Непогрешимый. Р-ра! Вот в чем ты весь! И Рыжий зло, насмешливо спросил:
— А вам не кажется, что вы рискованно категоричны? А вдруг вы снова ошибаетесь? Ведь и в задаче с удвоением куба, я уверен, тоже есть решение, но мы пока еще…
— Хва!
Рыжий замолчал. Ну а Юрпайс…
Вскричал визгливым голосом:
— Ничтожество! А мнишь себя… Прочь! Прочь! — и даже подскочил…
Глава седьмая — НИГДЕ
Но Рыжий встал и вышел. Выйдя на улицу, он остановился и задумался. Действительно, куда ему теперь? Ночь, темнота, чужой квартал. Налево улица поднималась вверх, направо опускалась вниз. Он повернул направо и пошел. Дошел до перекрестка, свернул, а вот куда — не обратил внимания. Да и какая теперь разница?! Так он и пошел, куда стопы несли, наобум. Сэнтей сказал, что Башня велика, в ней много этажей. А он успел увидеть так немного…
Шел. Город спал. Вниз, вниз по улице. На первых этажах — во всех без исключения домах, ибо таков указ — окна закрыты ставнями, а на вторых и выше — сплошь решетки. А мостовые… Тьфу! Отбросы, нечистоты, смрад; идешь и спотыкаешься, скользишь и хлю… Бр-ра! Лужи, грязь, а фонари уже, поди, с полгода точно не горят. А может, и весь год, теперь попробуй вспомни. Забыли их, теперь уже, наверное, нигде во всем Бурке огня не увидишь!

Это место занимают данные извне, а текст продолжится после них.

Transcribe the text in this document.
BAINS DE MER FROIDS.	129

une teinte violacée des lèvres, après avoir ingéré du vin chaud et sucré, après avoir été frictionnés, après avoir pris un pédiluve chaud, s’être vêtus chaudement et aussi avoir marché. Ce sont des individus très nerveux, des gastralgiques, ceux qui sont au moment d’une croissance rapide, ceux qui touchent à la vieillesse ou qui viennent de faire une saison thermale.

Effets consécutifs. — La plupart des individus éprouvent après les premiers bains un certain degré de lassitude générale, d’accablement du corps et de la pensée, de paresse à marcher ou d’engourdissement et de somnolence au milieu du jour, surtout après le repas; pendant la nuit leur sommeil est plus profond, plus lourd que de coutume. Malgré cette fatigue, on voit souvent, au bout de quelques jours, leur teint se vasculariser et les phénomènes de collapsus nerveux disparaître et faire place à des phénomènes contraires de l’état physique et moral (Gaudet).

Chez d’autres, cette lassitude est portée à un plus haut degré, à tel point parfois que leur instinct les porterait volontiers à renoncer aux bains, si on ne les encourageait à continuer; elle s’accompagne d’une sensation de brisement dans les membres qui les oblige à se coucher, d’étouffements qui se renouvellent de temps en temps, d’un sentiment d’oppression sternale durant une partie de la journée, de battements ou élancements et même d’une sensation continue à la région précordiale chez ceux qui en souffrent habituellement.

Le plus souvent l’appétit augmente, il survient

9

Нет, зря он так. Вон, прямо впереди, огонь. Прямо на улице. Должно быть, там они. Рыжий пошел на свет и не ошибся. Да, тот огонь — это рогатка, их пост. Они сидели у костра, хмельные и голодные, скучали. Завидев Рыжего, сразу вскочили и, обступив его и ничего не говоря, бесцеремонно обыскали, обнюхали, проверили жетон, долго светили факелом в глаза… Но ни к чему придраться не смогли и пропустили дальше. Рыжий прошел еще один квартал, потом еще один, но только лишь свернул — опять рогатка. Его снова обыскали. Да, неспокойные деньки. Бурк лихорадило; вчера горела Биржа, теперь вот ищут поджигателя. Был слух, что это — козни Претендента, он будто снова здесь; не сам конечно же, а просто когти выпустил. А когти, они сами по себе — их отсекай хоть пять, хоть десять раз, а лапа-то цела! И тем он, Претендент, и взял, а скоро и не то еще возьмет. Вот так-то вот! А прошлой осенью, когда бунтовщиков рассеяли и Претендент бежал, им показалось вот и все, наконец с ним покончено! Ан нет, теперь-то они убедились: он отступил, скрылся в горах и отлежался, жир нагулял, а вот и когти выпустил — от Биржи одни головешки. Ну-ну!